New York Excelsior Korean flex player Lee “Ivy” Seung-hyun has retired from the Overwatch League. After playing on the NYXL roster throughout the season, his playtime had fallen in recent tournaments. This retirement marks the first player on the XL to do call it a day.
Today, we say goodbye to @owivy2 as he retires from the @overwatchleague. He has been a great teammate and we're grateful for his contributions in this new era for NYXL. We wish him all the best on his next adventure. #EverUpward pic.twitter.com/x2zvXVtowG
— NYXL (@NYXL) July 16, 2021
Ivy’s path in the Overwatch League
Ivy originally grew to popularity on Korean contenders team O2 Ardeont, along with plenty of other future Overwatch League players like Park “Viol2t” Minki and Jo “Yakpung” Gyeong-mu. Ivy was signed by the Toronto Defiant alongside Yakpung, and while the team started hot, they flamed out early.
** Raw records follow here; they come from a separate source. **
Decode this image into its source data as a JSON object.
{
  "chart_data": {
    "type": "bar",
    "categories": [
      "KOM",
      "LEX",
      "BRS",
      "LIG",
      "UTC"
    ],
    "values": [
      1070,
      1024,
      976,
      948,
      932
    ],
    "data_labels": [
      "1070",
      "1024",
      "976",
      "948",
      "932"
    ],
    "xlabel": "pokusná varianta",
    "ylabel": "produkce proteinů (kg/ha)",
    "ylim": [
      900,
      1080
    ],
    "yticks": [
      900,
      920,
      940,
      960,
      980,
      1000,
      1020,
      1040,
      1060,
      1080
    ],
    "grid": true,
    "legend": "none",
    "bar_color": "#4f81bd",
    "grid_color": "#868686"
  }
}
With the Toronto Defiant moving on from both players, Ivy decided to join the Philadelphia Fusion through a trade for Adam “Beast” Denton. While in Philly, he performed well on a roster in which a lot of talent was prepared to replace him on the starting six. His new team didn’t win anything, as they finished second in two straight tournaments, making the final four in the season playoffs but finishing fourth.
The Fusion clearly wanted to win, which made it all the more interesting when they released Ivy. His time on the Fusion was great, and when they eventually announced their move to the Eastern division, Ivy could have played without visa issues. Alas, he was put on the market and the New York Excelsior picked him up. His former teammate, Yakpung, ended up joining him. Ivy’s performance along with the rest of the NYXL had its moments, but they could never upset the best in the east. His play time grew more limited as the rest of the NYXL roster succeeded.
New York Excelsior’s future without Ivy
The deepest area of the NYXL roster was their damage dealers. In that case, for the team, losing Ivy isn’t the biggest blow. They have enough players to cover the heroes that Ivy was the best at. However, if heroes like Mei and Genji become popular again, Ivy was their specialist.
Now, other players on the roster have to step up. At the same time, the roster that New York has set up now has worked and led them to Hawaii for the June Joust. The long-term effects of this retirement won’t be felt until the Countdown Cup starts. Time will tell how the New York Excelsior will adapt to losing Ivy.